Question

The hybridization and shape of \[NH_2^ - \]are:
A. \[s{p^2}\]and angular
B. \[s{p^3}\]and angular
C. \[s{p^3}\]and linear
D. \[sp\]and linear

Answer 1

Hint: There are a total of four valence electrons attached to the central nitrogen atom as two lone pairs in a given compound.
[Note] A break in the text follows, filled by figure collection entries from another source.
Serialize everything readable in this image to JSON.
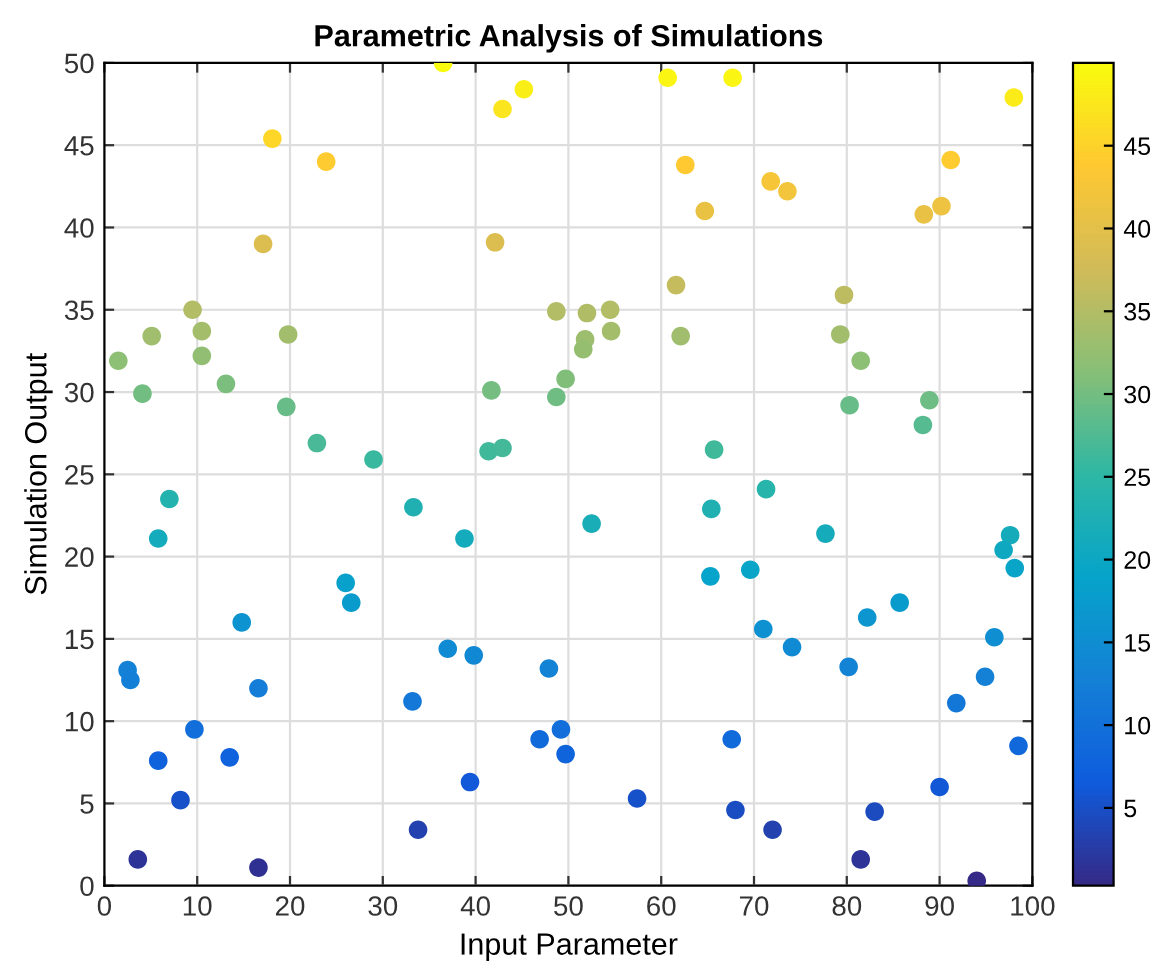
{
  "chart_data": {
    "type": "scatter",
    "title": "Parametric Analysis of Simulations",
    "xlabel": "Input Parameter",
    "ylabel": "Simulation Output",
    "x": [
      36.5,
      45.2,
      42.9,
      18.1,
      23.9,
      17.1,
      42.1,
      9.5,
      48.7,
      5.1,
      10.5,
      19.8,
      1.5,
      10.5,
      13.1,
      4.1,
      41.7,
      19.6,
      22.9,
      29.0,
      41.4,
      42.9,
      7.0,
      33.3,
      5.8,
      38.8,
      26.0,
      26.6,
      14.8,
      2.5,
      2.8,
      16.6,
      37.0,
      39.8,
      47.9,
      33.2,
      9.7,
      5.8,
      13.5,
      46.9,
      49.2,
      8.2,
      39.4,
      33.8,
      3.6,
      16.6,
      60.7,
      67.7,
      98.0,
      62.6,
      64.7,
      71.8,
      73.6,
      88.3,
      90.2,
      91.2,
      61.6,
      79.7,
      52.0,
      54.5,
      54.6,
      51.8,
      51.6,
      62.1,
      79.3,
      81.5,
      49.7,
      48.7,
      80.3,
      88.9,
      88.2,
      65.7,
      71.3,
      65.4,
      52.5,
      77.7,
      97.6,
      96.9,
      98.1,
      65.3,
      69.6,
      85.7,
      82.2,
      71.0,
      74.1,
      80.2,
      95.9,
      94.9,
      91.8,
      67.6,
      98.5,
      49.7,
      57.4,
      68.0,
      83.0,
      90.0,
      72.0,
      81.5,
      94.0
    ],
    "values": [
      50.0,
      48.4,
      47.2,
      45.4,
      44.0,
      39.0,
      39.1,
      35.0,
      34.9,
      33.4,
      33.7,
      33.5,
      31.9,
      32.2,
      30.5,
      29.9,
      30.1,
      29.1,
      26.9,
      25.9,
      26.4,
      26.6,
      23.5,
      23.0,
      21.1,
      21.1,
      18.4,
      17.2,
      16.0,
      13.1,
      12.5,
      12.0,
      14.4,
      14.0,
      13.2,
      11.2,
      9.5,
      7.6,
      7.8,
      8.9,
      9.5,
      5.2,
      6.3,
      3.4,
      1.6,
      1.1,
      49.1,
      49.1,
      47.9,
      43.8,
      41.0,
      42.8,
      42.2,
      40.8,
      41.3,
      44.1,
      36.5,
      35.9,
      34.8,
      35.0,
      33.7,
      33.2,
      32.6,
      33.4,
      33.5,
      31.9,
      30.8,
      29.7,
      29.2,
      29.5,
      28.0,
      26.5,
      24.1,
      22.9,
      22.0,
      21.4,
      21.3,
      20.4,
      19.3,
      18.8,
      19.2,
      17.2,
      16.3,
      15.6,
      14.5,
      13.3,
      15.1,
      12.7,
      11.1,
      8.9,
      8.5,
      8.0,
      5.3,
      4.6,
      4.5,
      6.0,
      3.4,
      1.6,
      0.3
    ],
    "cvalues": [
      50.0,
      48.4,
      47.2,
      45.4,
      44.0,
      39.0,
      39.1,
      35.0,
      34.9,
      33.4,
      33.7,
      33.5,
      31.9,
      32.2,
      30.5,
      29.9,
      30.1,
      29.1,
      26.9,
      25.9,
      26.4,
      26.6,
      23.5,
      23.0,
      21.1,
      21.1,
      18.4,
      17.2,
      16.0,
      13.1,
      12.5,
      12.0,
      14.4,
      14.0,
      13.2,
      11.2,
      9.5,
      7.6,
      7.8,
      8.9,
      9.5,
      5.2,
      6.3,
      3.4,
      1.6,
      1.1,
      49.1,
      49.1,
      47.9,
      43.8,
      41.0,
      42.8,
      42.2,
      40.8,
      41.3,
      44.1,
      36.5,
      35.9,
      34.8,
      35.0,
      33.7,
      33.2,
      32.6,
      33.4,
      33.5,
      31.9,
      30.8,
      29.7,
      29.2,
      29.5,
      28.0,
      26.5,
      24.1,
      22.9,
      22.0,
      21.4,
      21.3,
      20.4,
      19.3,
      18.8,
      19.2,
      17.2,
      16.3,
      15.6,
      14.5,
      13.3,
      15.1,
      12.7,
      11.1,
      8.9,
      8.5,
      8.0,
      5.3,
      4.6,
      4.5,
      6.0,
      3.4,
      1.6,
      0.3
    ],
    "xlim": [
      0,
      100
    ],
    "xticks": [
      0,
      10,
      20,
      30,
      40,
      50,
      60,
      70,
      80,
      90,
      100
    ],
    "ylim": [
      0,
      50
    ],
    "yticks": [
      0,
      5,
      10,
      15,
      20,
      25,
      30,
      35,
      40,
      45,
      50
    ],
    "clim": [
      0.3,
      50
    ],
    "cticks": [
      5,
      10,
      15,
      20,
      25,
      30,
      35,
      40,
      45
    ],
    "grid": true,
    "marker": "circle",
    "legend": false
  }
}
It has bent molecular geometry.

Complete Step by Step Solution:
1. The chemical formula \[NH_2^ - \]represents an azanide ion and it is also referred to as an amide.
2. The total number of valence electrons of nitrogen is five and each hydrogen has one electron so the total number of this compound is eight including the one negative charge.
3. The two valence electrons are used to form each covalent bond between the nitrogen and hydrogen atoms.
4. There is a total of four remaining valence electrons which form as two lone pairs on the nitrogen atom.
6. It has a cation and an anion with a non-neutral ion and it also does not exist because of the incomplete valence of a nitrogen atom.
7. The formula to calculate the hybridization of a compound is as follows:
\[H = \dfrac{1}{2}[V + M - C + A]\]
Where,
H = Number of hybridised orbitals
V = Central atom valence electrons
M = Number of monovalent atoms which are linked to the central atom
C = Cation charge
A = Anion charge
Apply the values of the given ion to the above equations.
\[H = \dfrac{1}{2}[5 + 2 - 1 + 2] = 4\]
8. The hybridization of the given ion is \[s{p^3}\]that contains one 2s and three 2p-orbitals.
The option (B) is correct.

Additional information:
1. The shape of the azanide ion is a tetrahedral electronic shape with bond angles of \[{104.5^ \circ }\].
2. According to Valence bond theory, orbitals of similar energy fuse together to form a new hybrid orbital which is also known as hybridization.

Note: The central nitrogen atom is attached to the two hydrogen atoms through two sigma bonds and the repulsion between the two hydrogen atoms forms a V-shape of the ion.